Потом, когда Илья Игнатьевич, махнув рукой, юркнул в свой переулок, Василий Лукьянович замедлил и без того неторопливый шаг. Сейчас пройдет он мимо глухого куба бойлерной с намалеванными на грязной стене спадающими буквами — ЦСКА, минует перевернутую урну у подъезда, откроет визгливую створку с красной фанерной заплатой и станет подниматься, хрустя скорлупой у мусоропроводной колонны с вырванными крышками. Он войдет в квартиру, где делит стол и постель с женщиной, много лет назад пришедшей сюда, чтобы досадить другому (как и он привел ее, чтобы досадить Марианне и забыть ее плечи в соленых каплях), да и оставшейся — стирать и стряпать, гасить в себе и в нем вожделение и молчать, молчать, молчать. Он распахнет окно, выходящее на крутой подъем к нефтебазе, где надсадно воют бензовозы, он откроет окно, эх, дятлы-рояли, и высунется до пояса…

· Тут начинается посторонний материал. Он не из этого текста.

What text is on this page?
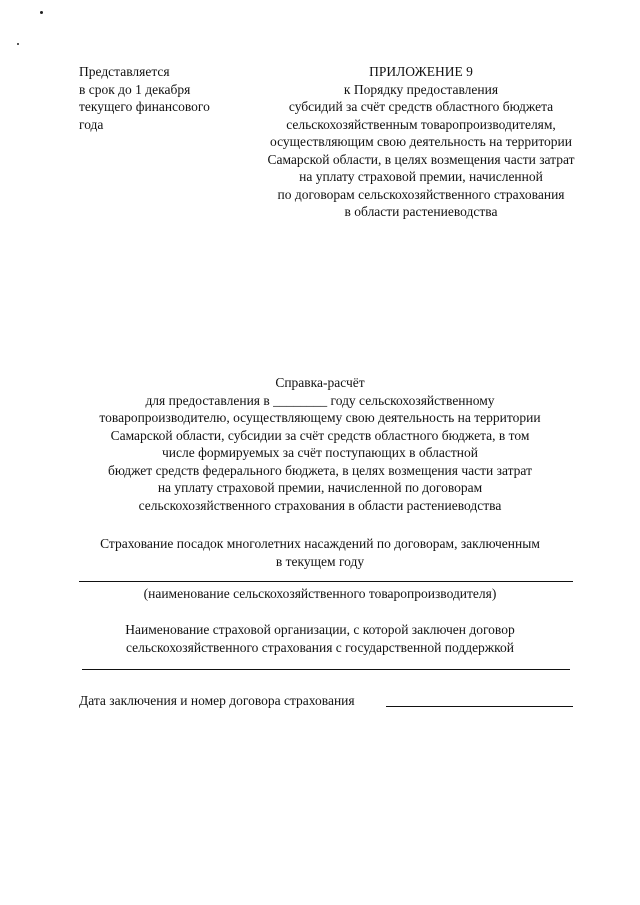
Представляется
в срок до 1 декабря
текущего финансового
года
ПРИЛОЖЕНИЕ 9
к Порядку предоставления
субсидий за счёт средств областного бюджета
сельскохозяйственным товаропроизводителям,
осуществляющим свою деятельность на территории
Самарской области, в целях возмещения части затрат
на уплату страховой премии, начисленной
по договорам сельскохозяйственного страхования
в области растениеводства
Справка-расчёт
для предоставления в ________ году сельскохозяйственному
товаропроизводителю, осуществляющему свою деятельность на территории
Самарской области, субсидии за счёт средств областного бюджета, в том
числе формируемых за счёт поступающих в областной
бюджет средств федерального бюджета, в целях возмещения части затрат
на уплату страховой премии, начисленной по договорам
сельскохозяйственного страхования в области растениеводства
Страхование посадок многолетних насаждений по договорам, заключенным
в текущем году
(наименование сельскохозяйственного товаропроизводителя)
Наименование страховой организации, с которой заключен договор
сельскохозяйственного страхования с государственной поддержкой
Дата заключения и номер договора страхования
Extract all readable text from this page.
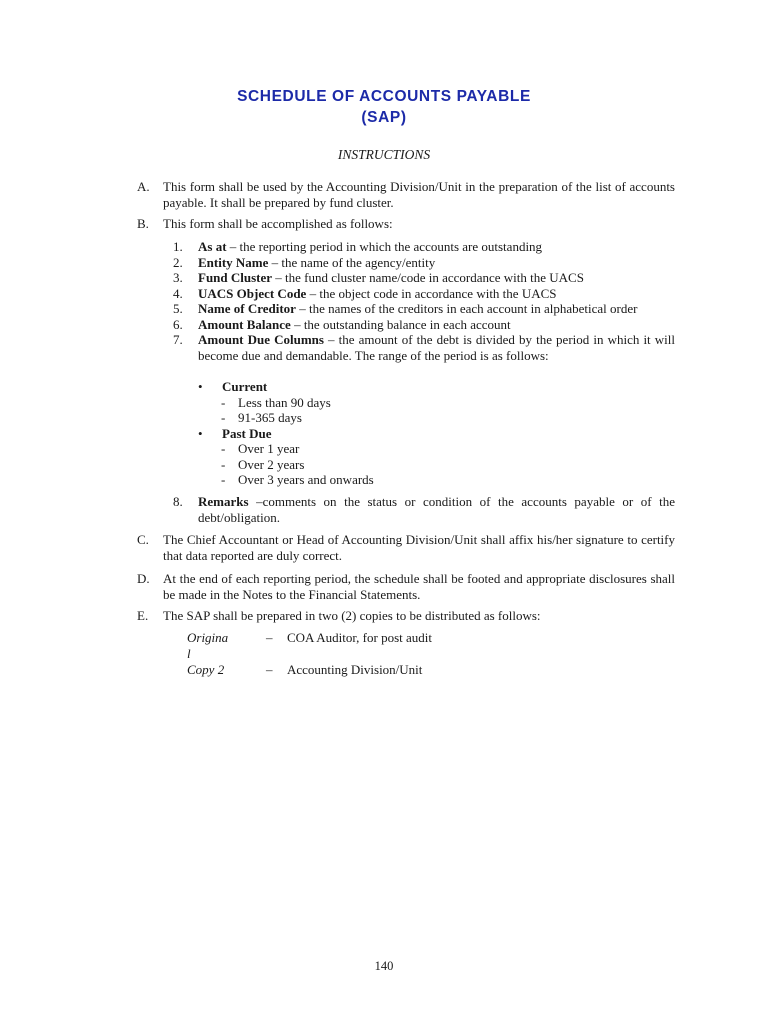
SCHEDULE OF ACCOUNTS PAYABLE
(SAP)
INSTRUCTIONS
A. This form shall be used by the Accounting Division/Unit in the preparation of the list of accounts payable. It shall be prepared by fund cluster.
B. This form shall be accomplished as follows:
1. As at – the reporting period in which the accounts are outstanding
2. Entity Name – the name of the agency/entity
3. Fund Cluster – the fund cluster name/code in accordance with the UACS
4. UACS Object Code – the object code in accordance with the UACS
5. Name of Creditor – the names of the creditors in each account in alphabetical order
6. Amount Balance – the outstanding balance in each account
7. Amount Due Columns – the amount of the debt is divided by the period in which it will become due and demandable. The range of the period is as follows:
• Current
- Less than 90 days
- 91-365 days
• Past Due
- Over 1 year
- Over 2 years
- Over 3 years and onwards
8. Remarks –comments on the status or condition of the accounts payable or of the debt/obligation.
C. The Chief Accountant or Head of Accounting Division/Unit shall affix his/her signature to certify that data reported are duly correct.
D. At the end of each reporting period, the schedule shall be footed and appropriate disclosures shall be made in the Notes to the Financial Statements.
E. The SAP shall be prepared in two (2) copies to be distributed as follows:
Original
– COA Auditor, for post audit
Copy 2	– Accounting Division/Unit
140
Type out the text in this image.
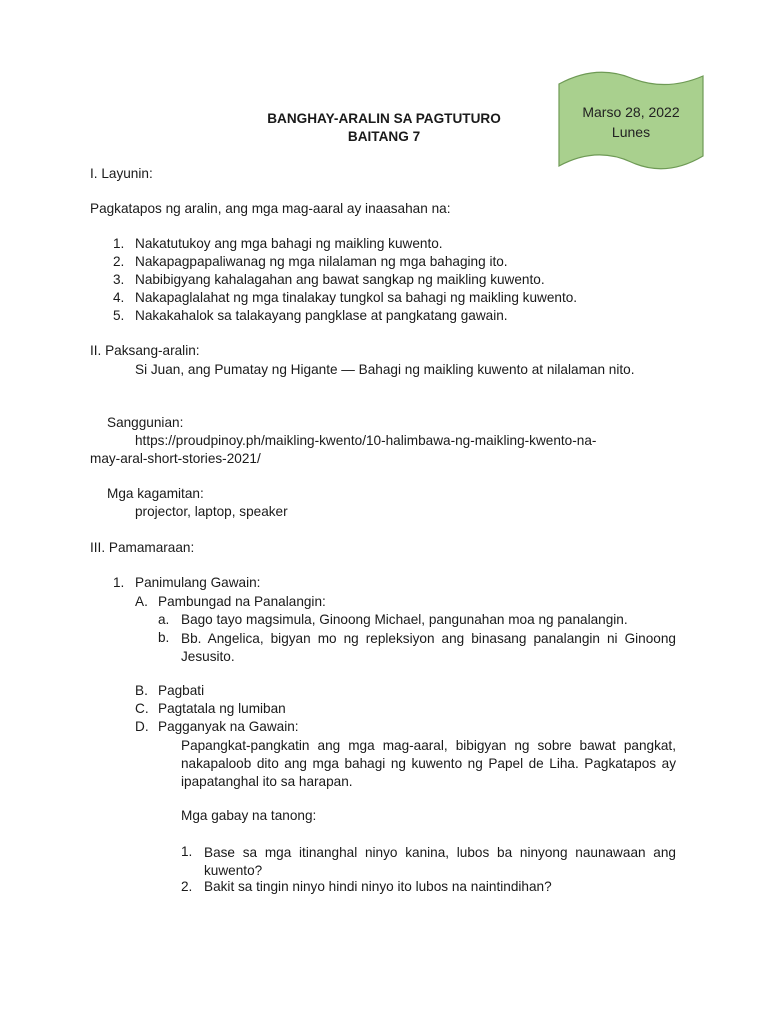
Marso 28, 2022
Lunes
BANGHAY-ARALIN SA PAGTUTURO
BAITANG 7
I. Layunin:
Pagkatapos ng aralin, ang mga mag-aaral ay inaasahan na:
1. Nakatutukoy ang mga bahagi ng maikling kuwento.
2. Nakapagpapaliwanag ng mga nilalaman ng mga bahaging ito.
3. Nabibigyang kahalagahan ang bawat sangkap ng maikling kuwento.
4. Nakapaglalahat ng mga tinalakay tungkol sa bahagi ng maikling kuwento.
5. Nakakahalok sa talakayang pangklase at pangkatang gawain.
II. Paksang-aralin:
Si Juan, ang Pumatay ng Higante — Bahagi ng maikling kuwento at nilalaman nito.
Sanggunian:
https://proudpinoy.ph/maikling-kwento/10-halimbawa-ng-maikling-kwento-na-
may-aral-short-stories-2021/
Mga kagamitan:
projector, laptop, speaker
III. Pamamaraan:
1. Panimulang Gawain:
A. Pambungad na Panalangin:
a. Bago tayo magsimula, Ginoong Michael, pangunahan moa ng panalangin.
b. Bb. Angelica, bigyan mo ng repleksiyon ang binasang panalangin ni Ginoong Jesusito.
B. Pagbati
C. Pagtatala ng lumiban
D. Pagganyak na Gawain:
Papangkat-pangkatin ang mga mag-aaral, bibigyan ng sobre bawat pangkat, nakapaloob dito ang mga bahagi ng kuwento ng Papel de Liha. Pagkatapos ay ipapatanghal ito sa harapan.
Mga gabay na tanong:
1. Base sa mga itinanghal ninyo kanina, lubos ba ninyong naunawaan ang kuwento?
2. Bakit sa tingin ninyo hindi ninyo ito lubos na naintindihan?
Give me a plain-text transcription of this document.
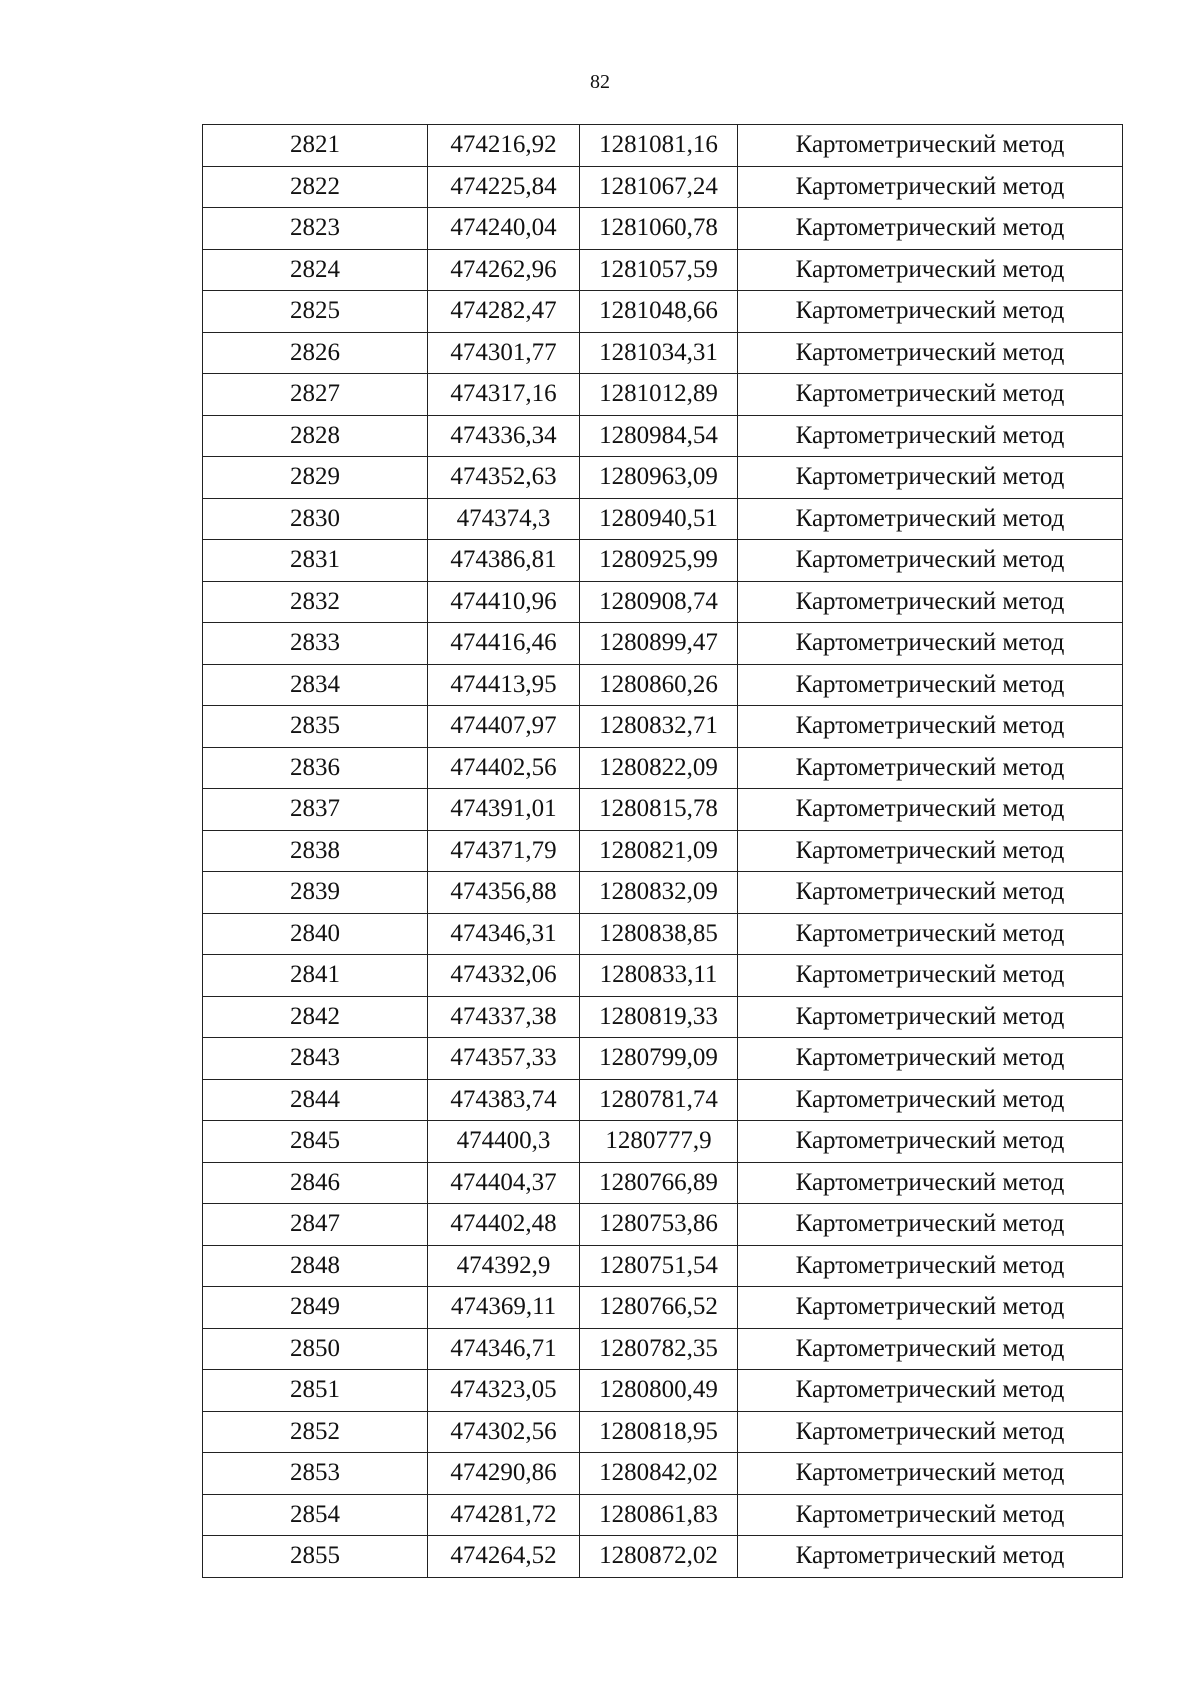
82
2821	474216,92	1281081,16	Картометрический метод
2822	474225,84	1281067,24	Картометрический метод
2823	474240,04	1281060,78	Картометрический метод
2824	474262,96	1281057,59	Картометрический метод
2825	474282,47	1281048,66	Картометрический метод
2826	474301,77	1281034,31	Картометрический метод
2827	474317,16	1281012,89	Картометрический метод
2828	474336,34	1280984,54	Картометрический метод
2829	474352,63	1280963,09	Картометрический метод
2830	474374,3	1280940,51	Картометрический метод
2831	474386,81	1280925,99	Картометрический метод
2832	474410,96	1280908,74	Картометрический метод
2833	474416,46	1280899,47	Картометрический метод
2834	474413,95	1280860,26	Картометрический метод
2835	474407,97	1280832,71	Картометрический метод
2836	474402,56	1280822,09	Картометрический метод
2837	474391,01	1280815,78	Картометрический метод
2838	474371,79	1280821,09	Картометрический метод
2839	474356,88	1280832,09	Картометрический метод
2840	474346,31	1280838,85	Картометрический метод
2841	474332,06	1280833,11	Картометрический метод
2842	474337,38	1280819,33	Картометрический метод
2843	474357,33	1280799,09	Картометрический метод
2844	474383,74	1280781,74	Картометрический метод
2845	474400,3	1280777,9	Картометрический метод
2846	474404,37	1280766,89	Картометрический метод
2847	474402,48	1280753,86	Картометрический метод
2848	474392,9	1280751,54	Картометрический метод
2849	474369,11	1280766,52	Картометрический метод
2850	474346,71	1280782,35	Картометрический метод
2851	474323,05	1280800,49	Картометрический метод
2852	474302,56	1280818,95	Картометрический метод
2853	474290,86	1280842,02	Картометрический метод
2854	474281,72	1280861,83	Картометрический метод
2855	474264,52	1280872,02	Картометрический метод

Илья Игнатьевич торопился. Он ждал сегодняшним вечером в гости Ксению Ивановну. Она обещала прийти на ужин к половине восьмого. Илья Игнатьевич летел домой. Сейчас он войдет к себе, отыщет кнопку среди корней, впустит этот задумчивый свет, похожий на свет забытого фонаря в листве ночного парка. И лишь две мысли слегка тревожили Илью Игнатьевича. Во-первых, дятлы селятся в дуплах и гнезд никогда не вьют. И во-вторых, он твердо помнил, что серебряные кольца для салфеток мать продала сразу же после войны.